翌日上午,我醒來時院子外麵又傳來孫健和六子的追逐打鬨聲。
不用想也知道,肯定又是孫健這賤人故意招惹了六子。
他倆真就是一對冤家,我也習慣了他們這樣打打鬨鬨。
推開窗,果然看見他們一個逃一個追,滿院子上躥下跳、雞飛狗跳。
“孫健,你有種給老娘站住!看我怎麼收拾你!”
“略略略!來呀,你個男人婆!先追到哥再說吧!”
“你站住!彆跑!”
看著他們這麼追逐打鬨,有時候我還挺羨慕的。
羨慕孫健的心態,好像無論何時他都是這麼樂觀。
更羨慕他們之間的這種關係,誰也離不開誰,可見麵卻又吵鬨。
我生命中路過了不少女人,好的、不好的,也有對我真心的。
可我始終遇不到那樣一個,可以陪我浪跡天涯,陪我一起瘋一起鬨的人。
雖然,或許她們當中有人願意為我這麼做。
可我知道自己的路,我害怕自己某一天慘死街頭,給不了她幸福和未來。
也害怕,自己的這些事會影響人家。
想來,我還是適合一個人。
正失神著,門外傳來敲門聲。
“哥哥,你起床了嗎?吃早飯了。
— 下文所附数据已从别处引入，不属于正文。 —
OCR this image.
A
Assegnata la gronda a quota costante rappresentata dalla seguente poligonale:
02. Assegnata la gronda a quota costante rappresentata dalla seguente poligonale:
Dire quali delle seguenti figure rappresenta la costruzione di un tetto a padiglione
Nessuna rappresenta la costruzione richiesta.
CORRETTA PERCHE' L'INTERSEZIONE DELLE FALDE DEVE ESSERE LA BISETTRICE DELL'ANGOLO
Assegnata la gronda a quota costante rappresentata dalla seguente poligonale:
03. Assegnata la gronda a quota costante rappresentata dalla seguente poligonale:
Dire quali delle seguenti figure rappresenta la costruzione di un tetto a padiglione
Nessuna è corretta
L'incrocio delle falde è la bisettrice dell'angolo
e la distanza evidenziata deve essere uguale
”
是小滿在叫我。
我這才回過神向她回應一聲:“哎,來啦!”
穿好衣服走出房間,小滿已經貼心的幫我準備好了碗筷。
卻見我胳膊纏著紗布時,她頓時一臉難過的問道:“哥哥,你這是怎麼?”
我笑著摸了摸她的小腦袋,溫柔的說道:“沒事,一點小傷。”
“誰乾的?告訴小滿,我替你報仇。”
我笑了笑道:“真沒事,彆這麼緊張。”
小五也趕忙附和一聲:“場子裡客人乾架,江哥去勸,不小心被酒瓶劃傷的。”
小五還是激靈,反應挺快。
小滿立刻問我說:“哥哥,是這樣嗎?”
我點了點頭,坐下後對她說道:“是的,所以你彆擔心,就一點小傷,快坐下吃飯吧。”
小滿這才半信半疑地坐下,但那雙清澈的大眼睛裡依然寫滿了擔憂,時不時瞥向我手臂的紗布。
早餐是簡單的白粥、油條和煎蛋,但吃起來格外溫暖。
孫健和六子也終於結束了他們的“晨間運動”,氣喘籲籲地坐過來。
六子臉上紅撲撲的,不知是累的還是氣的,狠狠瞪了孫健一眼。
孫健則是一臉賤笑,渾不在意。
“江哥,咱們啥時候去皇朝啊?”孫健抓起一根油條,邊嚼邊問,語氣裡帶著點躍躍欲試。
“怎麼?”我喝了口粥,“你還等不及了?”
“必須去會一會那個土匪,看看他到底幾斤幾兩。”
我笑道:“現在不擔心了?昨晚不是還有點猶豫嗎?還是說昨晚你受高人指點了?”
孫健把胸脯拍得砰砰響:“怕他個鳥!再說了,咱們現在是奉旨接管,名正言順!他土匪再橫,還敢跟陸明遠對著乾?”
我笑而不語。
小滿這時突然開口問道:“哥哥,你們要去打架嗎?能不能帶上我呀?”
我心裡一軟,伸手揉了揉她的頭發,放柔了聲音:“不是去打架,是去工作。哥哥現在是經理了,要去管理一個新的地方。”
小滿似懂非懂地點了點頭,但眼中的憂慮並未完全散去。
她小聲說:“那……哥哥你要小心。”
“嗯,哥哥會的。”
我對她笑了笑,心裡卻歎了口氣。
在這個圈子裡,想完全避開這些肮臟事,太難了。